Capaian tersebut menjadikan Palu sebagai daerah dengan tingkat kemiskinan terendah di Sulawesi Tengah. Kondisi ini juga mencerminkan keberhasilan Pemerintah Kota (Pemkot) Palu dalam upaya pengentasan kemiskinan.
Penurunan angka kemiskinan ini dinilai sebagai hasil dari pelbagai program yang dijalankan secara berkelanjutan. Program tersebut dilaksanakan melalui kolaborasi lintas sektor.
Upaya tersebut difokuskan pada penguatan pelayanan dasar dan pemberdayaan masyarakat.
Kepala Dinas Sosial Kota Palu, Susik, mengatakan pihaknya terus berupaya maksimal menekan angka kemiskinan.
“Kami terus berupaya mengentaskan kemiskinan di Kota Palu,” ungkapnya kepada Eranesia.id, Kamis (8/1/2026).
Susik menambahkan, Pemkot Palu setiap tahun menargetkan capaian 100 persen pelayanan dasar. Target tersebut mengacu pada Standar Pelayanan Minimal (SPM).

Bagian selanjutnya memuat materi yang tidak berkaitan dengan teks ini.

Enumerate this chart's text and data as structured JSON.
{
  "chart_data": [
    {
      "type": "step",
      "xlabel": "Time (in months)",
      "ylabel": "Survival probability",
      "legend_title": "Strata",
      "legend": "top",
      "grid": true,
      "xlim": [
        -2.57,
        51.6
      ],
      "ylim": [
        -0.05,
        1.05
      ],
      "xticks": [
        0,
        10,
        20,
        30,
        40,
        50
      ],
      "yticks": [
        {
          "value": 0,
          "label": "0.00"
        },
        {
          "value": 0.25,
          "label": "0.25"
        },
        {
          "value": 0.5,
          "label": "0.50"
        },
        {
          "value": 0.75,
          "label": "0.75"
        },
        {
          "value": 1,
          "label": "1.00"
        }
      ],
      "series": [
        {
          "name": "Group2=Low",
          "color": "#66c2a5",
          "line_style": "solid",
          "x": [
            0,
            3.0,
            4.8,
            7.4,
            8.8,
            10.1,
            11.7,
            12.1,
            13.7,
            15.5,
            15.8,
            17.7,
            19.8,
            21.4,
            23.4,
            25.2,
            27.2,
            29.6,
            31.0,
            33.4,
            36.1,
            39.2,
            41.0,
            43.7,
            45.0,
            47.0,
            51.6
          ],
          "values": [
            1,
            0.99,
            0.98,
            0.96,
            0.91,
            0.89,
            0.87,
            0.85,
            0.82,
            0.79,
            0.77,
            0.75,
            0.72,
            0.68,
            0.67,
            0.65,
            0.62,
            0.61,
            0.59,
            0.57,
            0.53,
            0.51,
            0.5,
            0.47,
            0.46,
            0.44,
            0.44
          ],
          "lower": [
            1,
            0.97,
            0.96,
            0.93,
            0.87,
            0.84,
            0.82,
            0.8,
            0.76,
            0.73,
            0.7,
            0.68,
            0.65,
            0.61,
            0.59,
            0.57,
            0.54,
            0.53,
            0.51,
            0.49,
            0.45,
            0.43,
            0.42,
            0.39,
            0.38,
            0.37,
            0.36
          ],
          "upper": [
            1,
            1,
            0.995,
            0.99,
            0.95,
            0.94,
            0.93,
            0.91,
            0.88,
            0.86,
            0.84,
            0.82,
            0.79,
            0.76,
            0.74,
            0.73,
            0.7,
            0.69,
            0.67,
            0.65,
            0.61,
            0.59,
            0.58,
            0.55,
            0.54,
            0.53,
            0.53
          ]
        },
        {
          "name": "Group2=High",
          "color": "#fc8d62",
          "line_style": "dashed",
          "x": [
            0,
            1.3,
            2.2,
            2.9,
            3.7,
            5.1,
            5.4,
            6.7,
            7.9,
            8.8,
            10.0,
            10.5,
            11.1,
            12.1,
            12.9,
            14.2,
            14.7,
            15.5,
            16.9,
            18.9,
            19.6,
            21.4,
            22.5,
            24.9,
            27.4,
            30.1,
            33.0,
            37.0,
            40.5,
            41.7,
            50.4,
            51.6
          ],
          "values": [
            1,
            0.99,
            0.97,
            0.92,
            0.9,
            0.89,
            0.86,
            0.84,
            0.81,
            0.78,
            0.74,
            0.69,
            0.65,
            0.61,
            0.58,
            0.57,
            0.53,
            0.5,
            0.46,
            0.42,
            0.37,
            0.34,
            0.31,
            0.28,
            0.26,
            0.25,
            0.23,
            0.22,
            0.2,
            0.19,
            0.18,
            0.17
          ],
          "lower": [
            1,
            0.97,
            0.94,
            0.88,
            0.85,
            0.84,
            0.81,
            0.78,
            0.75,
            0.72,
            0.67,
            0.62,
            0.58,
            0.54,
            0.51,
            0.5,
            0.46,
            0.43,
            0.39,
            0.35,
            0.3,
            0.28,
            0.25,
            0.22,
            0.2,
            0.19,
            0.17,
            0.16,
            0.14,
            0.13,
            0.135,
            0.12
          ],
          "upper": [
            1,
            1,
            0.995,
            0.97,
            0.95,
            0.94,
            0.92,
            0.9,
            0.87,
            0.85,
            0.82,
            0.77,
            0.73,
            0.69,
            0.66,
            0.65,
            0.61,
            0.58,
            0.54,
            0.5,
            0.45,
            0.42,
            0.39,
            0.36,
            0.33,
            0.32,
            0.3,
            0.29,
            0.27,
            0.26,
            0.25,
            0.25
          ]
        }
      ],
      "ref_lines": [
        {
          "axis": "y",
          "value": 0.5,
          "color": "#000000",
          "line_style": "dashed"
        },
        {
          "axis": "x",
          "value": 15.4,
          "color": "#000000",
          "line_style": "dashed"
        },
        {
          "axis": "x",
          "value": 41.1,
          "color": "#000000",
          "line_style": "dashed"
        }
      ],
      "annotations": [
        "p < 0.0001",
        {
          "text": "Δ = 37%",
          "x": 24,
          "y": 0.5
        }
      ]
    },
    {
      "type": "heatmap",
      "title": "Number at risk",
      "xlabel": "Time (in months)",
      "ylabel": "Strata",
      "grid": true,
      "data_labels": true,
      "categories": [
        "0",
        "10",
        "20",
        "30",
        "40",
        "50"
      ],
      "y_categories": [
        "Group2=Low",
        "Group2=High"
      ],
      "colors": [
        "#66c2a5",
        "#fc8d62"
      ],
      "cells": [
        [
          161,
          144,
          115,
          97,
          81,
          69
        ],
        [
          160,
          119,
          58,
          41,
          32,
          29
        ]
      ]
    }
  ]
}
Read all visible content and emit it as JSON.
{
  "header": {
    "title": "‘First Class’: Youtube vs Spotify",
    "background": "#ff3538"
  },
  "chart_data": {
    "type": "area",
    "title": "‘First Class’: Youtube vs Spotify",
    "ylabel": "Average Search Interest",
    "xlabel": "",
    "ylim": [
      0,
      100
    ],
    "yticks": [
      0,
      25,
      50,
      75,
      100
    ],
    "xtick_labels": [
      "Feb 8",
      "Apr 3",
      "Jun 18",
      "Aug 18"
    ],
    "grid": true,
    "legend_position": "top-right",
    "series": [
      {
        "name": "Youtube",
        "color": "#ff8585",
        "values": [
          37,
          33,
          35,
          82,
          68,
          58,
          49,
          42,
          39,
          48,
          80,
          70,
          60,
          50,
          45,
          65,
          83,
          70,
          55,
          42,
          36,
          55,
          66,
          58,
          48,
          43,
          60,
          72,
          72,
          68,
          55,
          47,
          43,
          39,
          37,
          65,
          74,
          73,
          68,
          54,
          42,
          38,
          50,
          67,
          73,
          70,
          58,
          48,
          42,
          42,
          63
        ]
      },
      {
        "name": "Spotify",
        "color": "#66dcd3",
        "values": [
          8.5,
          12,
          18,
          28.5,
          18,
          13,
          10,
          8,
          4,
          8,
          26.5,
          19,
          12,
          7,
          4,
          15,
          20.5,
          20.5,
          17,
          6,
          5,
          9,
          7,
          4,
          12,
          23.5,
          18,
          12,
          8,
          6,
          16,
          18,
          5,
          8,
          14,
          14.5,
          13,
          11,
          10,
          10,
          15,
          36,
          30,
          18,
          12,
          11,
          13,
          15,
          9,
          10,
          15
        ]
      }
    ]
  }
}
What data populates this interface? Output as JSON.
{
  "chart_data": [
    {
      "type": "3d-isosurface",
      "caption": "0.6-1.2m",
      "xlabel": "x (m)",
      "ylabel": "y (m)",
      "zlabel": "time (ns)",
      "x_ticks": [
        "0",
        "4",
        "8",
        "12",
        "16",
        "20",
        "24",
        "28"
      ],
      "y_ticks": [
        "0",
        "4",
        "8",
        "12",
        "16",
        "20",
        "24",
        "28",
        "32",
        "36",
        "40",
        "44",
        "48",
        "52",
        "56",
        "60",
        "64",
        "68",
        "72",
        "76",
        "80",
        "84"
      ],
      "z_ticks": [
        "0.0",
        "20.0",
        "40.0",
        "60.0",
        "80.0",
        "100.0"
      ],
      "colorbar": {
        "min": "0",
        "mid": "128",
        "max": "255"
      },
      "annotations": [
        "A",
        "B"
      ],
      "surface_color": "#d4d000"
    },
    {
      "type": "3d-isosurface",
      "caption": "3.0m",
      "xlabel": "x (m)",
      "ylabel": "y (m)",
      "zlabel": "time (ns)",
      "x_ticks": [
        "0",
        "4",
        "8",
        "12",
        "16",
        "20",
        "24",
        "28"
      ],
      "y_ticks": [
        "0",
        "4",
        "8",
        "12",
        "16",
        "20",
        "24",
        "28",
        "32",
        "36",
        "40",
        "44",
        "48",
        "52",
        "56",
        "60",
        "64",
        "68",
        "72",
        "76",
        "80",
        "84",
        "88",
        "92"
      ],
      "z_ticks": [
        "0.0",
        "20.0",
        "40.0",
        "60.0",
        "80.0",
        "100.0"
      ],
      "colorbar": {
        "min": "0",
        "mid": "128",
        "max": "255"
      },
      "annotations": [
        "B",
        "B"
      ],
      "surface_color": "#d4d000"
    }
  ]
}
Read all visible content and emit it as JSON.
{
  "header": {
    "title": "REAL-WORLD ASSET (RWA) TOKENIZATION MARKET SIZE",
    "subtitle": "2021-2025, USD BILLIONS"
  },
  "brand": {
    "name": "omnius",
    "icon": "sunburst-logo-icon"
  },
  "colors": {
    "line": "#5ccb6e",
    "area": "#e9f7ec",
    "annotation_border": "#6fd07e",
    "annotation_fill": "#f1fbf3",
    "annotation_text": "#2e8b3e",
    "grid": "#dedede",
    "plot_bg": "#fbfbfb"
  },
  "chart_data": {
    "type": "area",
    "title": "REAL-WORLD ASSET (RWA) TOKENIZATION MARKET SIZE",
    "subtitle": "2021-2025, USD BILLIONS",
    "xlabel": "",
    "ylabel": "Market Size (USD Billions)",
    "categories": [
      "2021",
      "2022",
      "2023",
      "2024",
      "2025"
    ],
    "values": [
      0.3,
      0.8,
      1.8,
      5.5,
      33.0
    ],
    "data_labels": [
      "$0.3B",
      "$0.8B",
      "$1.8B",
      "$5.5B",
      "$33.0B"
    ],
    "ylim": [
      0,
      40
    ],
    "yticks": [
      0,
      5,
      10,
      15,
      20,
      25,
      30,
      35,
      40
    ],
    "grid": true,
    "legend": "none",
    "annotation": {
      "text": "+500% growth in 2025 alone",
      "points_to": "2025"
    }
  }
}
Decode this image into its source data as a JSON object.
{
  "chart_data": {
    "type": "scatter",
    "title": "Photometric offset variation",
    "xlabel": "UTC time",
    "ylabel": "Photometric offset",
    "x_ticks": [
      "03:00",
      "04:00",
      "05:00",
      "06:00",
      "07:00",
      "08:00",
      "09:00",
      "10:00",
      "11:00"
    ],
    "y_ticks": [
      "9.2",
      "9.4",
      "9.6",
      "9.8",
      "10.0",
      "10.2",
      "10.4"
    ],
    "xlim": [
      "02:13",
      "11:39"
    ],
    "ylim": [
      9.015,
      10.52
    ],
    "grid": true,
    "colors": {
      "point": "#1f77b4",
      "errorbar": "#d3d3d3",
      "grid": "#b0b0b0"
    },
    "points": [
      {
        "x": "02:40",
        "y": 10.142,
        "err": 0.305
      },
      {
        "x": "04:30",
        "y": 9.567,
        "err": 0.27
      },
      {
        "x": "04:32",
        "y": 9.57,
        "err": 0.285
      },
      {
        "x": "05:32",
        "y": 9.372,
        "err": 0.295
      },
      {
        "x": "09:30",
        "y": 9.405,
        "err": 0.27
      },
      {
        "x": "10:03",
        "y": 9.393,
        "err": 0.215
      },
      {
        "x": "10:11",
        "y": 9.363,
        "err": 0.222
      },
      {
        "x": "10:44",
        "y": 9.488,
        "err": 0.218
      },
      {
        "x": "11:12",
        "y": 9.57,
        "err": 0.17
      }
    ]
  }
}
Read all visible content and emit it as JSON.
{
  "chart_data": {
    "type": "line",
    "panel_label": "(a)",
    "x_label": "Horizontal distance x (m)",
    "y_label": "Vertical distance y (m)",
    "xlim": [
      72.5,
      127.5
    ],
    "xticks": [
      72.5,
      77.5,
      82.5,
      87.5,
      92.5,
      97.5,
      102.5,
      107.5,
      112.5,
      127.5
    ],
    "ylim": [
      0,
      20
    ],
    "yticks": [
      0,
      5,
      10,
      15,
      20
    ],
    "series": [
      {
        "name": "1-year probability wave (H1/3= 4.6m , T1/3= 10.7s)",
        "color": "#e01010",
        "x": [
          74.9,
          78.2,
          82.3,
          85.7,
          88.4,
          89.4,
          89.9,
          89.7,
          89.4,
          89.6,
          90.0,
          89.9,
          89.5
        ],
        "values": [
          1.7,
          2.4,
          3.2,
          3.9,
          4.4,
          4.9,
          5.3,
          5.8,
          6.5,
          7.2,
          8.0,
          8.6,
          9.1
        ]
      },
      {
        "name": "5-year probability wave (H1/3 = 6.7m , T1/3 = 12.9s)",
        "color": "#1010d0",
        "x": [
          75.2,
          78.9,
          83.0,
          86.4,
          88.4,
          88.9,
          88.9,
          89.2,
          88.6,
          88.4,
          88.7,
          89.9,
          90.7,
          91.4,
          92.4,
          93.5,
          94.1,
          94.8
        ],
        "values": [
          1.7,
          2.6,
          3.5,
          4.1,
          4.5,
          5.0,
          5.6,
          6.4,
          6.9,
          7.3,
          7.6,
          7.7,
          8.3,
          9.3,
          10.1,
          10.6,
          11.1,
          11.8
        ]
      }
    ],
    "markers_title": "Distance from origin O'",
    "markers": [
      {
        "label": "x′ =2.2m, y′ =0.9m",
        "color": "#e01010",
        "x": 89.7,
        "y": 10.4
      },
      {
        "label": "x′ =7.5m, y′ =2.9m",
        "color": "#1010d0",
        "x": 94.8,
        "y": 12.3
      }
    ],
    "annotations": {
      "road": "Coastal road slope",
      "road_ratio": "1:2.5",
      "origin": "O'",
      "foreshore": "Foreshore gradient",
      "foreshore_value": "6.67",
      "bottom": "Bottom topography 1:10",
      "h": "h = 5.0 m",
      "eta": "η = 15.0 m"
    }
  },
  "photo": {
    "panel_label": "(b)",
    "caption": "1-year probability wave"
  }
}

“Setiap tahun kami menargetkan 100 persen untuk SPM. Angka ini tidak boleh berada di bawah 100 persen,” tandasnya.
Melalui penguatan pelayanan dasar dan program pemberdayaan masyarakat, Pemkot Palu berharap semakin banyak warga keluar dari zona kemiskinan.
Upaya ini ditargetkan membuahkan hasil pada tahun 2026 dengan peningkatan taraf hidup masyarakat.